Tango One - Stephen Leather
In different parts of London, three recruits prepare for their first day at the Metropolitan Police's training centre at Hendon. All three had succeeded in getting into the police in spite of weaknesses.
But on their first day, the assistant commissioner announces that he wants them to join a team of undercover detectives. Their brief? To become criminals; to work their way up through whatever gangs they can get access to, and to collate evidence against the criminals they come across.
Their target? One of the world's biggest drug dealers. Den Donovan, alias 'Tango One' - number one on HM Customs and Excise Most Wanted list.
Three years later all the recruits are getting close to their target. Too close, perhaps, to remember the rules.
But Donovan has more than the undercover cops to worry about - his wife and accountant have stolen $60 million from him, a Colombian gang is after his blood and he has to bring up his young son alone.
Stephen Leather writes: I've always been intrigued by the fact that major criminals often turn out to be family men, too. They break the law, they do bad things, but they're also somebody's son and more often than not they're somebody's father, too.
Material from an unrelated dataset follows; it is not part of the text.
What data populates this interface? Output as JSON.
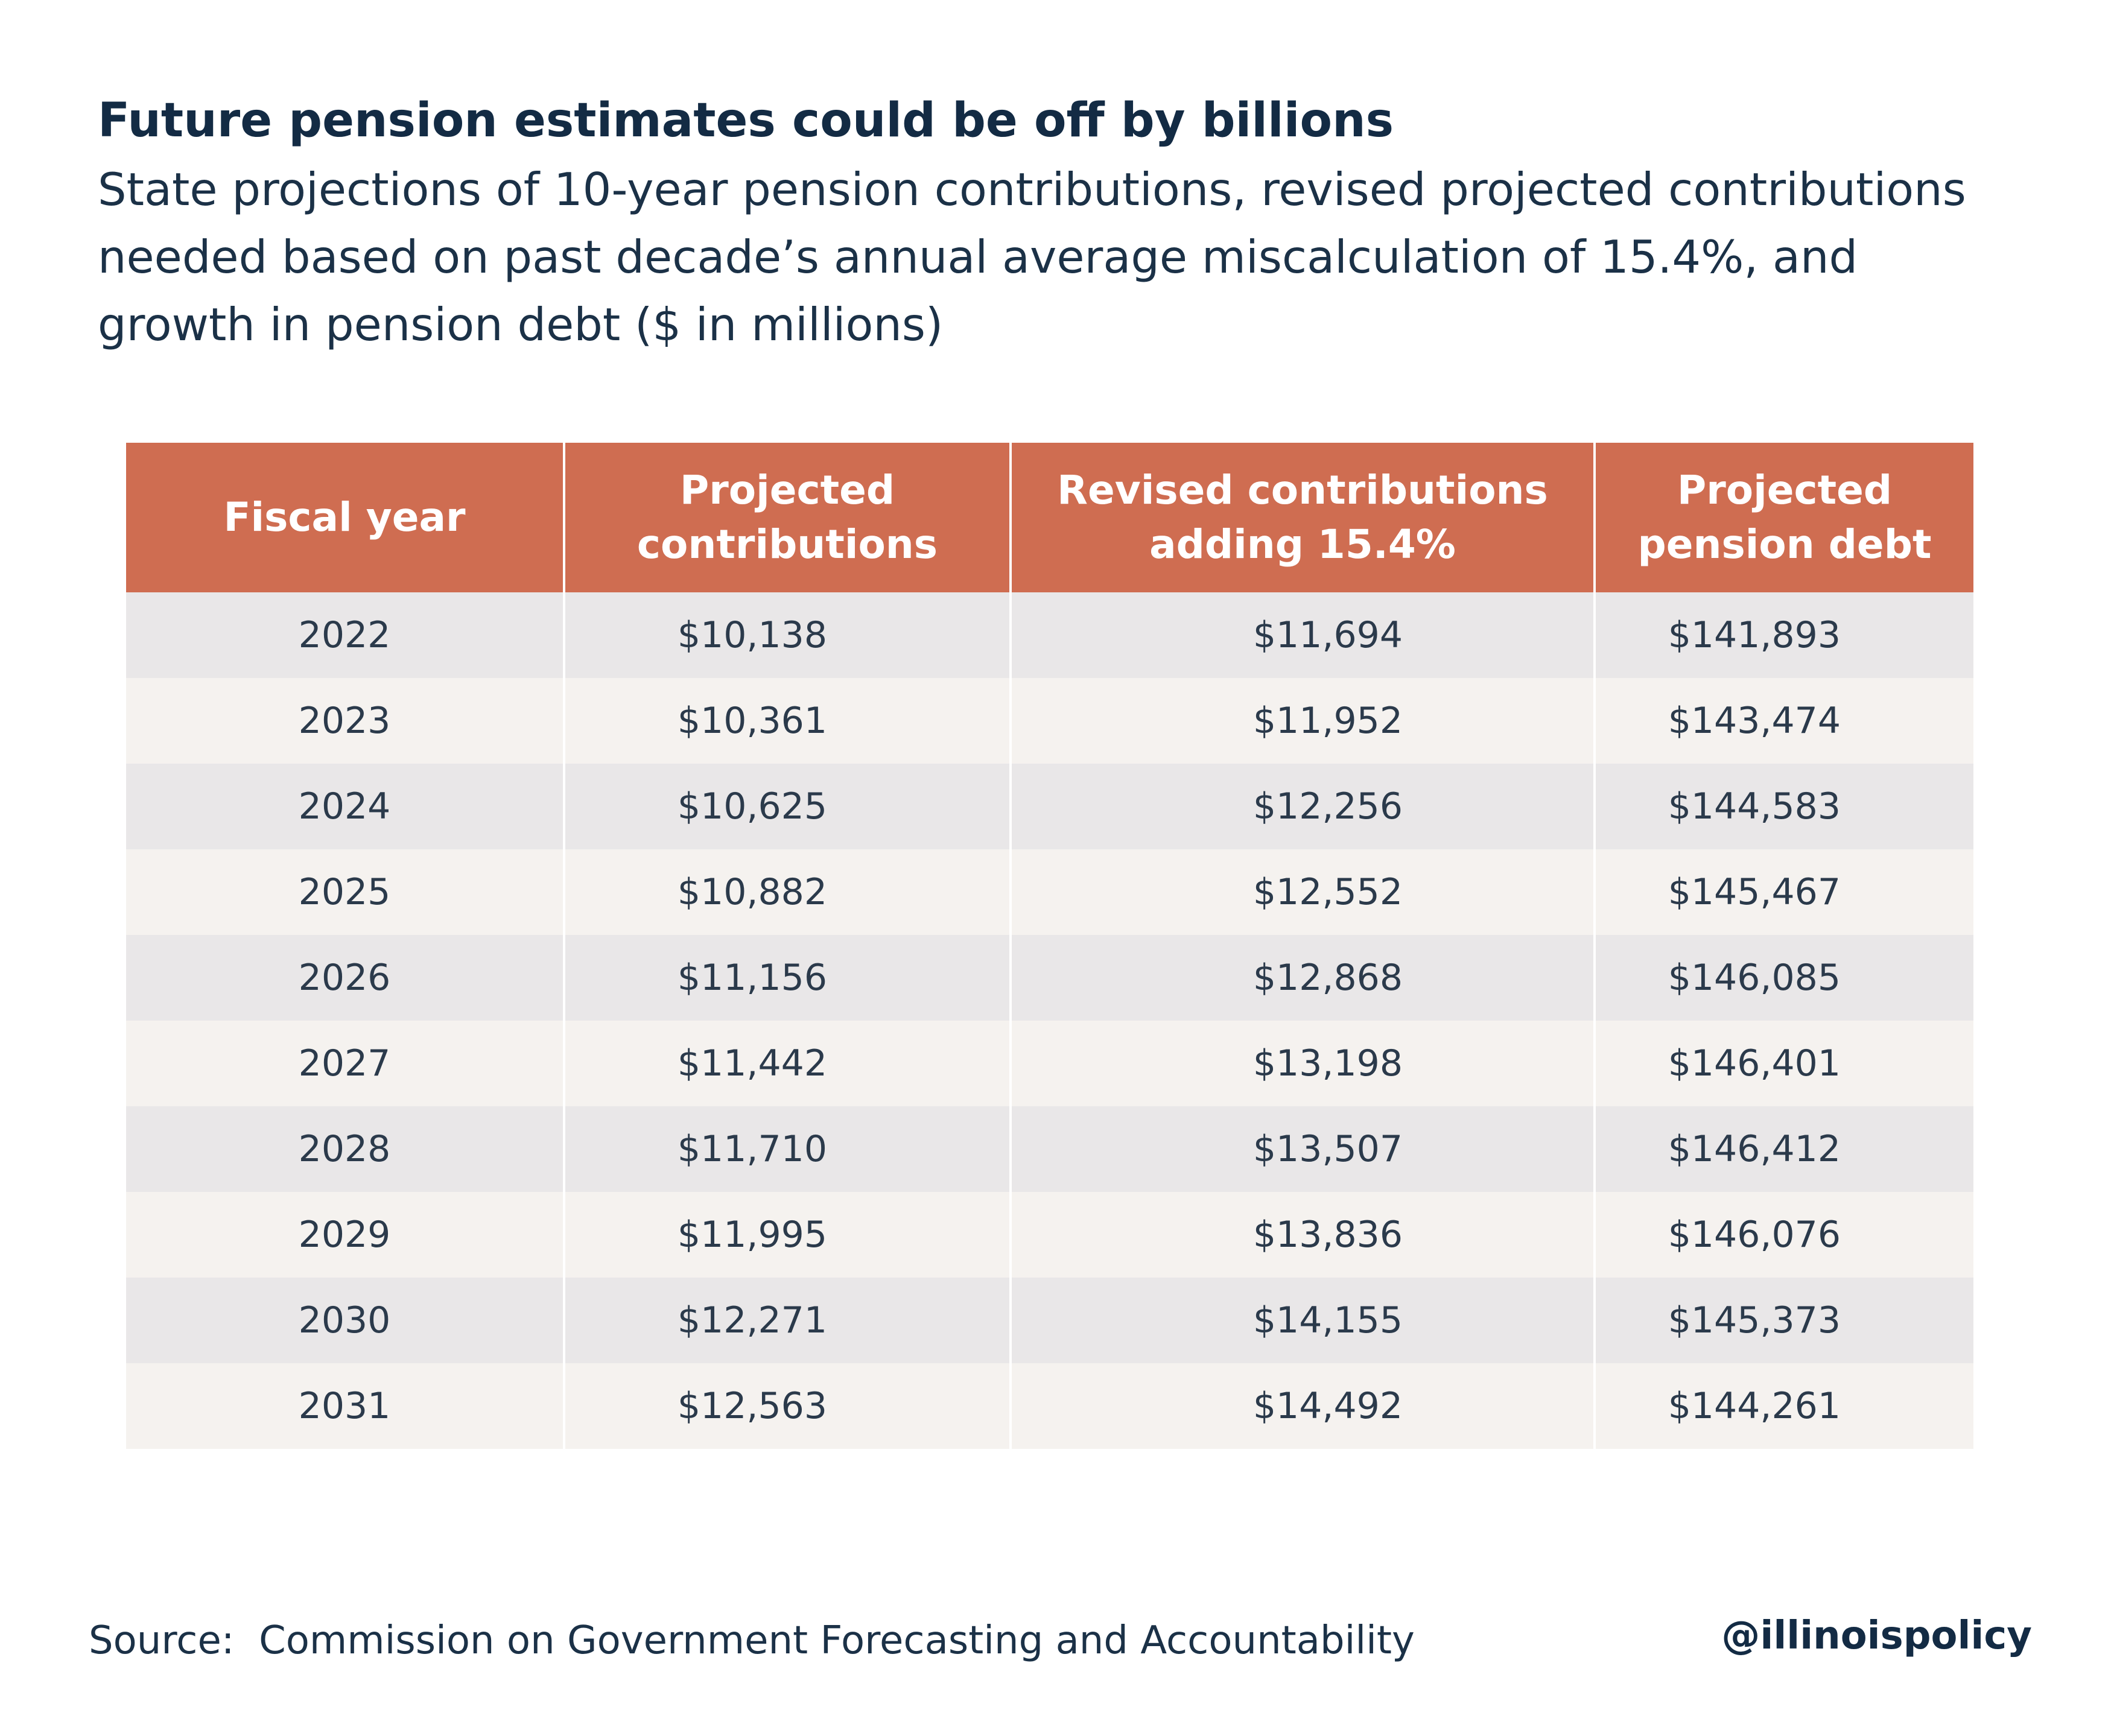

In Den Donovan I wanted to create a villain who has a very human side, struggling to bring up his young son while at the same time trying to hold together a criminal empire that's coming apart at the seams. I also wanted Donovan to undergo some sort of redemption, if not to see the error of his criminal ways then at least to realise that some things are more important than money.
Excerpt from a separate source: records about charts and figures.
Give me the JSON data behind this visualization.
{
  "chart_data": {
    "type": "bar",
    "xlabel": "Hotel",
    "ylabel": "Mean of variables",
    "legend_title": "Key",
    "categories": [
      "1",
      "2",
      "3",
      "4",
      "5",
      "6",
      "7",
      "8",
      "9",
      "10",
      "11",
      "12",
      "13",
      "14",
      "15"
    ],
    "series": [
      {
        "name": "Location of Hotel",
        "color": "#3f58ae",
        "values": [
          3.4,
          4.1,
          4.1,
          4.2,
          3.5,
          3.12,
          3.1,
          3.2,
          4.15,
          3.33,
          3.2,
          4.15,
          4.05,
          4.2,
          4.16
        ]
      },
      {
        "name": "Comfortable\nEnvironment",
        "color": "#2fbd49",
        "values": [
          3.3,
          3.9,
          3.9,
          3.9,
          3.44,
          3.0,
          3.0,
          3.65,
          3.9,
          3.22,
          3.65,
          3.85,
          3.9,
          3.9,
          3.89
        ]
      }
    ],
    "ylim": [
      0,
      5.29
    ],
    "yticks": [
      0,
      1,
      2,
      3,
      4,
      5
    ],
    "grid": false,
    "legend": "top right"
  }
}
I've also always been fascinated by the sort of people, men and women, who are prepared to work undercover. Villains, until they get caught, tend to have much better lives than their law-abiding counterparts. They live in better houses, drive better cars, eat at better restaurants and, truth be told, get to sleep with prettier people. It takes a particular sort of person to work undercover and not be tempted to switch sides.
Tango One is a coming together of the two themes. Three undercover cops are sent against Donovan, and each, in their own way, becomes seduced by his charisma, leading them to question what they are doing.
It turned out to be a difficult story to write, mainly because I wasn't sure how it should end. I guess I too became seduced by Donovan and didn't want him to end up behind bars!
After about six months writing the novel, I turned to my good friend and fellow Dublin-based writer Glenn Meade for suggestions on where to take the plot, and as always he was a great help. Sometimes writers can get too close to their work and they need a dispassionate outsider's view to keep them on the right track. Anyway, I'm proud of the way that Tango One turned out, and I think it's one of my best thrillers.